Linhas cruas abraçam apaixonadas feixes de arames de cobre. Finas varetas de bambu estruturam mandalas revestidas com fitas de retalhos. Rolinhos de palha de milho se aconchegam num tramado de lã. Fibras vegetais relaxadas deixam transparecer os brilhos retorcidos dos fios de latão, que, por entre a urdidura de algodão colorido, cantam...
Estamos no Tissume. Aqui, tudo isso é natural!

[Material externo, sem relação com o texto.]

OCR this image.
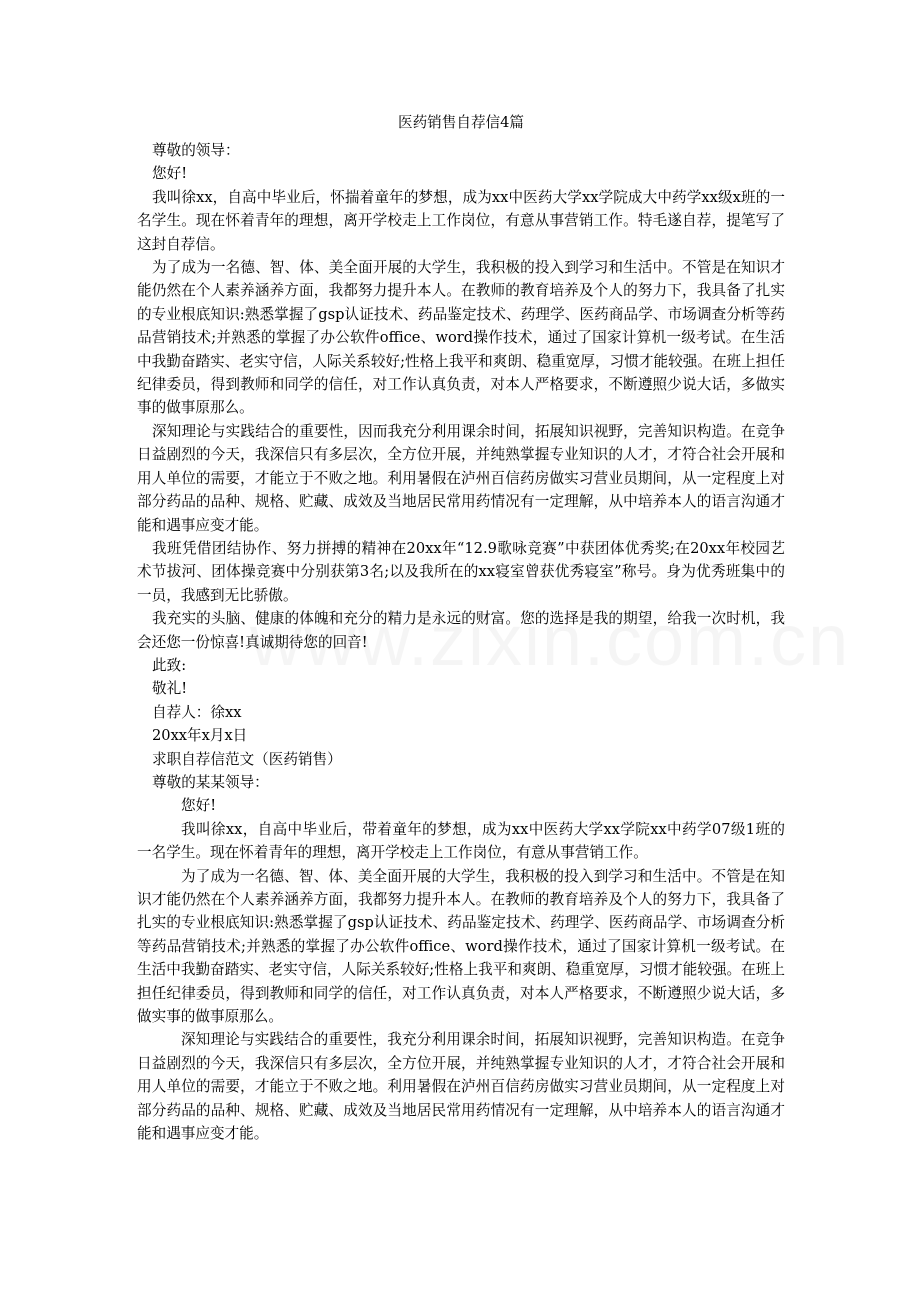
医药销售自荐信4篇
尊敬的领导：
您好!

我叫徐xx，自高中毕业后，怀揣着童年的梦想，成为xx中医药大学xx学院成大中药学xx级x班的一名学生。现在怀着青年的理想，离开学校走上工作岗位，有意从事营销工作。特毛遂自荐，提笔写了这封自荐信。

为了成为一名德、智、体、美全面开展的大学生，我积极的投入到学习和生活中。不管是在知识才能仍然在个人素养涵养方面，我都努力提升本人。在教师的教育培养及个人的努力下，我具备了扎实的专业根底知识:熟悉掌握了gsp认证技术、药品鉴定技术、药理学、医药商品学、市场调查分析等药品营销技术;并熟悉的掌握了办公软件office、word操作技术，通过了国家计算机一级考试。在生活中我勤奋踏实、老实守信，人际关系较好;性格上我平和爽朗、稳重宽厚，习惯才能较强。在班上担任纪律委员，得到教师和同学的信任，对工作认真负责，对本人严格要求，不断遵照少说大话，多做实事的做事原那么。

深知理论与实践结合的重要性，因而我充分利用课余时间，拓展知识视野，完善知识构造。在竞争日益剧烈的今天，我深信只有多层次，全方位开展，并纯熟掌握专业知识的人才，才符合社会开展和用人单位的需要，才能立于不败之地。利用暑假在泸州百信药房做实习营业员期间，从一定程度上对部分药品的品种、规格、贮藏、成效及当地居民常用药情况有一定理解，从中培养本人的语言沟通才能和遇事应变才能。

我班凭借团结协作、努力拼搏的精神在20xx年“12.9歌咏竞赛”中获团体优秀奖;在20xx年校园艺术节拔河、团体操竞赛中分别获第3名;以及我所在的xx寝室曾获优秀寝室”称号。身为优秀班集中的一员，我感到无比骄傲。

我充实的头脑、健康的体魄和充分的精力是永远的财富。您的选择是我的期望，给我一次时机，我会还您一份惊喜!真诚期待您的回音!

此致:
敬礼!
自荐人：徐xx
20xx年x月x日
求职自荐信范文（医药销售）
尊敬的某某领导：
您好!

我叫徐xx，自高中毕业后，带着童年的梦想，成为xx中医药大学xx学院xx中药学07级1班的一名学生。现在怀着青年的理想，离开学校走上工作岗位，有意从事营销工作。

为了成为一名德、智、体、美全面开展的大学生，我积极的投入到学习和生活中。不管是在知识才能仍然在个人素养涵养方面，我都努力提升本人。在教师的教育培养及个人的努力下，我具备了扎实的专业根底知识:熟悉掌握了gsp认证技术、药品鉴定技术、药理学、医药商品学、市场调查分析等药品营销技术;并熟悉的掌握了办公软件office、word操作技术，通过了国家计算机一级考试。在生活中我勤奋踏实、老实守信，人际关系较好;性格上我平和爽朗、稳重宽厚，习惯才能较强。在班上担任纪律委员，得到教师和同学的信任，对工作认真负责，对本人严格要求，不断遵照少说大话，多做实事的做事原那么。

深知理论与实践结合的重要性，我充分利用课余时间，拓展知识视野，完善知识构造。在竞争日益剧烈的今天，我深信只有多层次，全方位开展，并纯熟掌握专业知识的人才，才符合社会开展和用人单位的需要，才能立于不败之地。利用暑假在泸州百信药房做实习营业员期间，从一定程度上对部分药品的品种、规格、贮藏、成效及当地居民常用药情况有一定理解，从中培养本人的语言沟通才能和遇事应变才能。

A empatia com o trabalho da Mercedes é imediata. O prazer de ver e tocar se instala antes que qualquer raciocínio se interponha. As histórias que vêm depois são brindes a esse primeiro momento. O sonho é o objeto de sua arte. Quanto a isso não há concessão. Das antigas artesãs de Goiás aprendeu o domínio dos teares; dos traços do seu mundo interno, ela deixa brotar as formas.

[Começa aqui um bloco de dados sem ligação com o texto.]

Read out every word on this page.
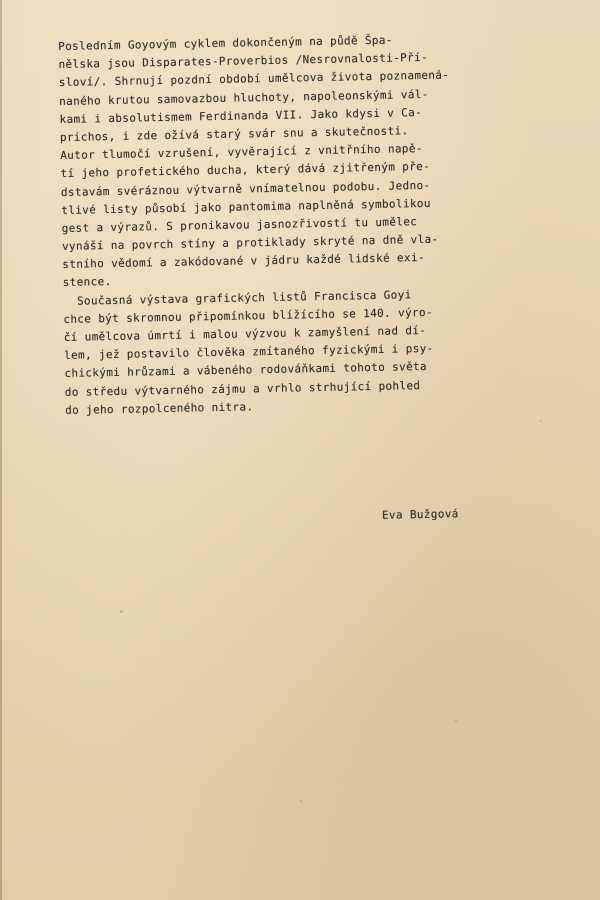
Posledním Goyovým cyklem dokončeným na půdě Špa-
nělska jsou Disparates-Proverbios /Nesrovnalosti-Pří-
sloví/. Shrnují pozdní období umělcova života poznamená-
naného krutou samovazbou hluchoty, napoleonskými vál-
kami i absolutismem Ferdinanda VII. Jako kdysi v Ca-
prichos, i zde ožívá starý svár snu a skutečnosti.
Autor tlumočí vzrušení, vyvěrající z vnitřního napě-
tí jeho profetického ducha, který dává zjitřeným pře-
dstavám svéráznou výtvarně vnímatelnou podobu. Jedno-
tlivé listy působí jako pantomima naplněná symbolikou
gest a výrazů. S pronikavou jasnozřivostí tu umělec
vynáší na povrch stíny a protiklady skryté na dně vla-
stního vědomí a zakódované v jádru každé lidské exi-
stence.
Současná výstava grafických listů Francisca Goyi
chce být skromnou připomínkou blížícího se 140. výro-
čí umělcova úmrtí i malou výzvou k zamyšlení nad dí-
lem, jež postavilo člověka zmítaného fyzickými i psy-
chickými hrůzami a vábeného rodováňkami tohoto světa
do středu výtvarného zájmu a vrhlo strhující pohled
do jeho rozpolceného nitra.
Eva Bužgová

Com uma base sólida de conhecimento do tear tradicional, aprendida das últimas tecedeiras da geração anterior à chegada dos tecidos industrializados, Mercedes desenvolveu seu campo de experimentação empunhando o “tiçume” como objeto de trabalho e instrumento de afirmação de identidade cultural. Ela fez sua parte no esforço de reimplantar o tear em Pirenópolis, preservando as técnicas e qualificando novas artesãs.
Desde cedo incorporou em seus trabalhos retalhos da indústria de confecções, buscando explorar o “efeito-demonstração” contra o desperdício e também, criando novas texturas. No galpão das tecedeiras, o gestual ancestral associado ao manuseio do antigo e pesado tear de madeira segura o tempo e eterniza a memória, mas o frescor das novas idéias exala conteporaneidade. A inspiração poderá vir das cores do cerrado, da natureza profunda dos materiais ou de padrões da tradição têxtil regional; a expiração sempre reportará o nosso tempo.
No seu caminhar, Mercedes construiu um roteiro próprio, pessoal, onde persiste em plantar novos desafios. Afinal, quem trabalha com o sonho, não se permite acomodar.
No Tissume, onde ela vive mergulhada na lida com montanhas de linhas, retalhos, arames, fibras, teares e muitas idéias, não espere encontrar o óbvio.